Budget: Government guarantees £1.1 billion EPR revenue for local authorities next year
New Government’s first budget confirms existing commitments to managing waste resources, as well as investment in carbon capture storage.
Chancellor of the Exchequer, Rachel Reeves, has today (30 October) reaffirmed the government’s existing fiscal commitments to managing waste resources, though offered no new investment to address stagnating recycling rates.
In the Budget stated, the Treasury states that local authorities can expect to receive approximately ‘£1.1 billion in new funding’ via the packaging Extended Producer Responsibility Scheme, representing approximately an additional 1.6 per cent increase in funding for councils.
Although the statement says that Central Government will guarantee this additional funding, for 2025-25 regardless of the of receipts from the first year of the scheme, recognising the importance for local authorities to ‘effectively plan their budgets’, in all likelihood the implications is that the Treasury will be retaining a significant proportion of the estimated £1.8 billion in receipts from the scheme for spending elsewhere.
The Plastic Packaging Tax rate for 2025-26 is also set to increase in line with inflation, to ‘incentivise businesses to use recycled instead of new plastic in packaging’. While the current rate is £217.85 per tonne, the Budget does not specify what the actual rate will be.
The previously announced adjustments to the Landfill Tax from 1 April 2025, which applies to all waste disposed of by landfill, were confirmed. In May, the HM Treasury announced that the standard rate will increase to £126.15, up by £22.45 from 2024’s rate of £103.70. The Lower rate for inert waste will also rise from £3.30 to £4.05.
Recognising inflationary pressures, future rate changes will be determined closer to each fiscal event, with the 2026 rate announcement expected in Budget 2025. This approach aims to reflect market and economic conditions, maintaining the real-terms value of the tax as a regulatory measure and potentially keeping room up the Chancellor’s sleeve for additional tax gains.
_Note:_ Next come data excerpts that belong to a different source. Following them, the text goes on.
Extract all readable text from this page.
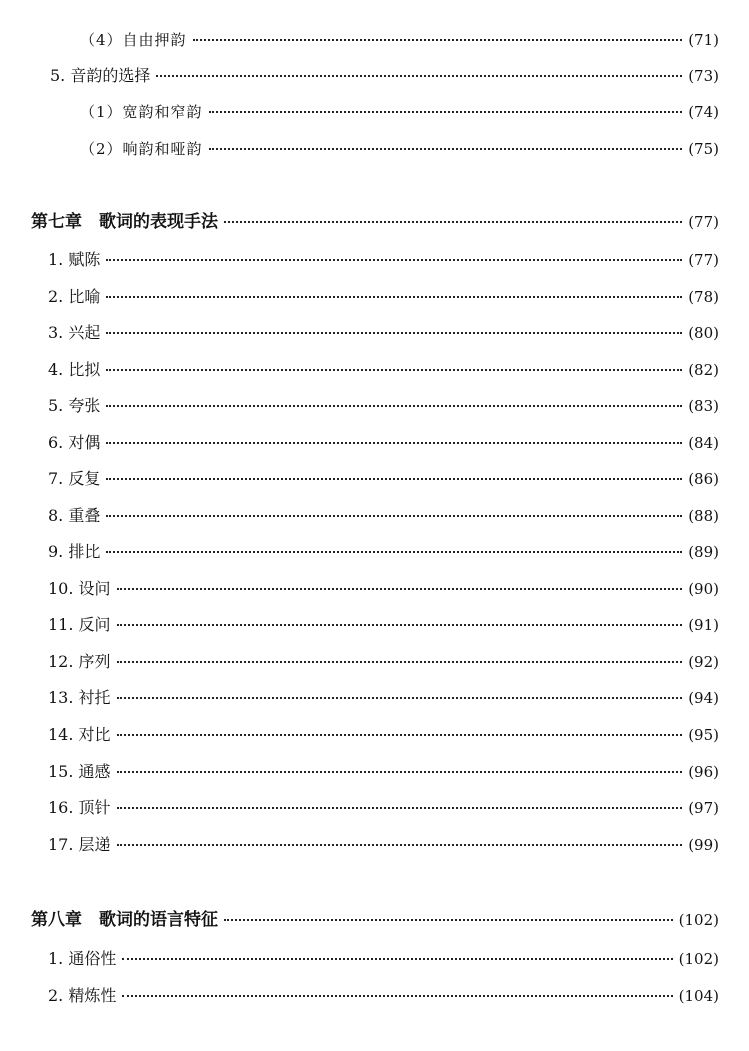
（4）自由押韵	(71)
5. 音韵的选择	(73)
（1）宽韵和窄韵	(74)
（2）响韵和哑韵	(75)
第七章　歌词的表现手法	(77)
1. 赋陈	(77)
2. 比喻	(78)
3. 兴起	(80)
4. 比拟	(82)
5. 夸张	(83)
6. 对偶	(84)
7. 反复	(86)
8. 重叠	(88)
9. 排比	(89)
10. 设问	(90)
11. 反问	(91)
12. 序列	(92)
13. 衬托	(94)
14. 对比	(95)
15. 通感	(96)
16. 顶针	(97)
17. 层递	(99)
第八章　歌词的语言特征	(102)
1. 通俗性	(102)
2. 精炼性	(104)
Additionally, the Budget confirms further investment in its net zero and clean energy goals, including £3.9 billion of funding in 2025-26 for carbon capture, usage and storage (CCUS) projects. This follows the £21.7 billion of funding that was announced earlier this month for projects in Teesside and Merseyside.
Industry Responses
Reacting to the Budget announcement, Chief Executive of the Association for Renewable Energy and Clean Technology, Trevor Hutchings, said: “The confirmation of policies like the Carbon Border Adjustment Mechanism, the Warm Homes Plan, and GB Energy funding, along with continued support for electric vehicles and increased funding for the Boiler Upgrade Scheme, all represent positive leaps forward.”
Dr Adam Read MBE, Chief External Affairs and Sustainability Officer at SUEZ Recycling and Recovery UK, added: “We welcome the Government’s plan to increase public and private investment in infrastructure, including funding for carbon capture and green hydrogen, and funding for industrial decarbonisation and skills.”
However, not all expectations for the Budget were met. Campaigners from environmental organisations, including Nature 2030, Keep Wales Tidy, and Keep Scotland Beautiful called for the Chancellor to deliver more ambitious projects, such as the Deposit Return Scheme, which is not mentioned in the Autumn Budget.
Hutchings added: “Yet, there are missed opportunities to drive more ambitious outcomes, such as increasing the Fuel Duty rate and Carbon Floor Price, which could accelerate our transition to net zero.”
Sian Sutherland, Co-Founder of A Plastic Planet & Plastic Health Council, shared concerns on the focus on carbon capture technology: “The government's investment in carbon capture technology is nothing more than a fig leaf to the oil giants.
“Our government needs to decide who it is elected to protect - the profits of the fossil fuel giants or the healthy future of their citizens.”
Further concern about the lack of action on the plastic crisis was outlined by Jane Martin, CEO of City to Sea: “If the government wants to save money it could look to end fossil fuel subsidies rather than stall progress on plastic pollution. The cost of the plastic problem should make Reeve’s eyes water- for a product that is used once, councils pay millions in collection, sorting, and waste management, plus the £1 billion spent per year dealing with littering.”
Dr Read added: “The opportunity to inject some real momentum behind the Government’s commitment to a zero-waste economy – and all the benefits that can bring for growth, communities and the environment – has been missed.”